Lewis wrote the original log on August 6, 1945 as he flew to and from Hiroshima, disguised as a letter to “Mom and Dad” because as there was to be no official account of the top-secret mission, Bonhams said.
“I am certain the entire crew felt this experience was more than anyone human had ever thought possible,” Lewis wrote in the log. “It just seems impossible to comprehend.
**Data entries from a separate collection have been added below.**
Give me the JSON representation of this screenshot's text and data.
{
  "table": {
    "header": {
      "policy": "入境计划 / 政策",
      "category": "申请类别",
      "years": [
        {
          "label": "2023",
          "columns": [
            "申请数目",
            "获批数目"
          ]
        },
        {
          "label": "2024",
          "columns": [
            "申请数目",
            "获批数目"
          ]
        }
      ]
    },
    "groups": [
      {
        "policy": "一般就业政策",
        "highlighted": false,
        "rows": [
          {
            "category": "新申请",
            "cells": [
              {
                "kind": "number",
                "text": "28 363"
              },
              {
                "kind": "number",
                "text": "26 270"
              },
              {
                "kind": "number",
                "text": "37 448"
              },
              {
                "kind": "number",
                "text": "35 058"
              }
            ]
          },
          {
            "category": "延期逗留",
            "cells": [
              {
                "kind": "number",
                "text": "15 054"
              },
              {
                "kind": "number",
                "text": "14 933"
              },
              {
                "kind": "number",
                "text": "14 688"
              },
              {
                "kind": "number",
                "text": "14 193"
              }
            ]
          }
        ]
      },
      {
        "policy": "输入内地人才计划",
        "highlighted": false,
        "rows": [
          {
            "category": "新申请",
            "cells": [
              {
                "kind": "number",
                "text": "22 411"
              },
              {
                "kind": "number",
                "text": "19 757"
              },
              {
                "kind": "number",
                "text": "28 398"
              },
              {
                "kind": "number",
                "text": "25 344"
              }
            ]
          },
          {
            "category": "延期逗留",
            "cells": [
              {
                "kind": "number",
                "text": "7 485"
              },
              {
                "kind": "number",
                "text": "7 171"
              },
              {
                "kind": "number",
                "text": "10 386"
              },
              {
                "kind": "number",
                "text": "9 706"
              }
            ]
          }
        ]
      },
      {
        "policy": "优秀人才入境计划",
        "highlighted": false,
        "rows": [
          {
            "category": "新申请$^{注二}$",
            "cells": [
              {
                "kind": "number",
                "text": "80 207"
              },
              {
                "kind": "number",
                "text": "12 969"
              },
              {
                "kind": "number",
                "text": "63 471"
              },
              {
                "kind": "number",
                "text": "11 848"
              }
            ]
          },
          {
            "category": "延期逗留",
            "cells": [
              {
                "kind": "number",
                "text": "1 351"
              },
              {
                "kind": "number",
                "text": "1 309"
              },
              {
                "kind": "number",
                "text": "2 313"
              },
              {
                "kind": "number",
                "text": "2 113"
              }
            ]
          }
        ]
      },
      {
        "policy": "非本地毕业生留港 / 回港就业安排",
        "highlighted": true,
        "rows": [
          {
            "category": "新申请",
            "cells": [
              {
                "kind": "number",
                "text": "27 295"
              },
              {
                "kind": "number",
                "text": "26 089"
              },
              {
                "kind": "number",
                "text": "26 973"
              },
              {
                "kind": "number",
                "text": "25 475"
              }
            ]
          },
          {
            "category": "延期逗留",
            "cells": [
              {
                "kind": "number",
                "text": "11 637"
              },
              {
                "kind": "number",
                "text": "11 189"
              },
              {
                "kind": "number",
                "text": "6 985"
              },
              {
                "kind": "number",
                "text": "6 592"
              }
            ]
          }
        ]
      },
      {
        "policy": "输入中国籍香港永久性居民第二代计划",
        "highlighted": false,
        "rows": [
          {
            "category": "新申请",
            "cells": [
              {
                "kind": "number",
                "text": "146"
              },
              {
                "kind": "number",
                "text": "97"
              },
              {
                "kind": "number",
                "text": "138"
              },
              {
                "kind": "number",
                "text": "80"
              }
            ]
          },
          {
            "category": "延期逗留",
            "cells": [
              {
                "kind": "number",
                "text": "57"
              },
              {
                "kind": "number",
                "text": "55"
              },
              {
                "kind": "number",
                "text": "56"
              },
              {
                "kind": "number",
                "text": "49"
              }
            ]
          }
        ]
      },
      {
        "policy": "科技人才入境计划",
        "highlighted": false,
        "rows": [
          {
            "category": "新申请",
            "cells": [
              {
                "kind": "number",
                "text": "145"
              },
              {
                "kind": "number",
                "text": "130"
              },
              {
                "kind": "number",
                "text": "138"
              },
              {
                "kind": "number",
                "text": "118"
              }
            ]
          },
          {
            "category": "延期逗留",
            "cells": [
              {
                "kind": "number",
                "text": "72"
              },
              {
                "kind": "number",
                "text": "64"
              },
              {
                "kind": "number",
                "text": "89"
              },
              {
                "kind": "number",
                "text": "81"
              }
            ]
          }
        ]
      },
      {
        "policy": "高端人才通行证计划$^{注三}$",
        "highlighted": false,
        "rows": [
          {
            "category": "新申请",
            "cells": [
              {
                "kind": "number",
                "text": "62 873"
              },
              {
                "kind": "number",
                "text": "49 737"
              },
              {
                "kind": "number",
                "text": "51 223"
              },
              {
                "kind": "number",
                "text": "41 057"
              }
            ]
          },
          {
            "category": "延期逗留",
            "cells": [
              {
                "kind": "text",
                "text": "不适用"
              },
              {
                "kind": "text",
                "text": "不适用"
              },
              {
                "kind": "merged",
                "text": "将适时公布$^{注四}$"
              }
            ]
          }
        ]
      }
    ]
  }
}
Just how many Japs did we kill?
“I honestly have the feeling of groping for words to explain this... My God what have we done,” he wrote.
The original was sold at auction for US$391,000 in 2002 by Christie’s.
The same World War II memorabilia auction also sold Lewis’s hand-drawn plan for dropping the bomb for US$37,500, Bonhams said.
The single sheet of graph paper shows a pencil and ink drawing of the Enola Gay approaching Hiroshima and on dropping the bomb, turning 150 degrees to the right to avoid the shock waves of the explosion.
The atomic bombing of the Japanese city killed 140,000 people by December 1945. When Lewis saw the huge mushroom cloud, he uttered the famous remark: “My God, what have we done?”
Japan eventually surrendered on August 15, 1945, after the Americans dropped a second atomic bomb on the city of Nagasaki.
But two top lots at the auction failed to sell: a 1945 German surrender order and two of Lewis’s log books, which were valued at US$150,000-200,000.
A spokeswoman for Bonhams said that many buyers around the world had expressed interest and that it was “quite common” for post-sale offers to emerge later.
The surrender order, valued at US$20,000 to US$30,000, was sent by Karl Doenitz, the last leader of the Third Reich to the head of the Luftwaffe, Field Marshal Robert von Greim on the evening of May 8, 1945.
It said all hostilities would cease at 1.00am on May 9.
Von Greim received the telegram at 10.40pm on May 8. He fled Germany but was arrested by US forces outside Prague and later committed suicide.